Naturalmente, il virus del cinismo che induce gli italiani a comportarsi da apoti verso lo sport, il fisco, le istituzioni, la politica, gli "altri", non è innato. Trova, comunque, dei moltiplicatori. In ciò che avviene nello sport, nel fisco, nelle istituzioni, nella politica, negli "altri". Tuttavia, questo clima culturale diffuso rende difficile, quasi impossibile, "cambiare". Risanare lo sport, allargare la concorrenza nel mercato. Innovare la politica, riformare le istituzioni. Affermare il Partito Democratico. Costruire una nuova classe dirigente. Finché il senso cinico sovrasta e annichilisce quello civico.
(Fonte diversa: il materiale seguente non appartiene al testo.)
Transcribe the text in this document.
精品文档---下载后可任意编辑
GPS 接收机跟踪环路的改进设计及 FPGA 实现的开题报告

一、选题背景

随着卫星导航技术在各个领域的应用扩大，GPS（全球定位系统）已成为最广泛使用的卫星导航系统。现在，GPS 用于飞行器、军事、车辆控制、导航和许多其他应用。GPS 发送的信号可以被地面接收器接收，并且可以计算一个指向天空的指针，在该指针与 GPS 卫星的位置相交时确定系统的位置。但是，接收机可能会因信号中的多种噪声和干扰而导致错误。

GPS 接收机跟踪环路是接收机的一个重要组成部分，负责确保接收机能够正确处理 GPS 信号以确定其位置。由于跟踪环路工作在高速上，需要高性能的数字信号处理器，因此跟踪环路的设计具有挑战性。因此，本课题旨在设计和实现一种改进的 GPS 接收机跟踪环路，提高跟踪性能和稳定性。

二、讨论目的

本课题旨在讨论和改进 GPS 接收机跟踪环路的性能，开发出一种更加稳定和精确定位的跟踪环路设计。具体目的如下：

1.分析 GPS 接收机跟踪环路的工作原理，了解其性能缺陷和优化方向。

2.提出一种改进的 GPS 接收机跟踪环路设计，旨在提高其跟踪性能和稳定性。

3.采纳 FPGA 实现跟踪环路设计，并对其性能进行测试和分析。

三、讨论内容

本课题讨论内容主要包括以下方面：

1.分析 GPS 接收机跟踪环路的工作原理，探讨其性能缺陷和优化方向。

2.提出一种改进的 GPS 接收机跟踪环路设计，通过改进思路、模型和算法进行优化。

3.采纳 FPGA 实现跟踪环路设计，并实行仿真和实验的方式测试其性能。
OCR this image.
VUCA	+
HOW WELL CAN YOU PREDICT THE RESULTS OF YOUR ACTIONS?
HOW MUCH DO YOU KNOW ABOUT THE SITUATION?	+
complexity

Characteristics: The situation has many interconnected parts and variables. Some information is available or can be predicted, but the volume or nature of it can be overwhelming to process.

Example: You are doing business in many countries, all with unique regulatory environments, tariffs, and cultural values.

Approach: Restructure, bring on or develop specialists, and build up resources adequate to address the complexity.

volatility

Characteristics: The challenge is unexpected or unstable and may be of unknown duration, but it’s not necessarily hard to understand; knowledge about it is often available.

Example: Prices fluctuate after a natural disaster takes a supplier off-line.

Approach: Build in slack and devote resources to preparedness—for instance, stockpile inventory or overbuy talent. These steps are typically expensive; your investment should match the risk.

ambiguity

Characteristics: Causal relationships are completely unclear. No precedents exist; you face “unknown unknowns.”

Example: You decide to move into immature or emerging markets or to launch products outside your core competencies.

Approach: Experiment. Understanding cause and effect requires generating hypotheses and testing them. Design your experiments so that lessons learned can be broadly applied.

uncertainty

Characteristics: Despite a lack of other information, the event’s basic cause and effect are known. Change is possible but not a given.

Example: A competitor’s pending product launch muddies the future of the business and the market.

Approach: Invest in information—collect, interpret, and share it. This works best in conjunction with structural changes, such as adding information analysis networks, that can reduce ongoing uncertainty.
Finché lo spazio pubblico, il bene comune restano, per definizione, una "terra di nessuno".
Ha scritto un "grande scettico", Jorge Luis Borges: "Credo che col tempo meriteremo che non esistano governi". Ma noi si agisce "come se il governo non ci fosse". Coltivando, semmai, l'illusione cesarista, che induce otto italiani su dieci a invocare "un uomo forte" alla guida del Paese. Ma l'Italia cinica di questi tempi respinge la politica e scoraggia gli "uomini forti". Anche Sarkozy, oggi tanto celebrato, faticherebbe a venir preso sul serio, nel nostro Paese. Come i suoi riferimenti. De Gaulle. Lo stesso Napoleone: rischierebbe di finire, presto, in esilio. Non a Sant'Elena. Molto peggio: sull'Isola dei famosi.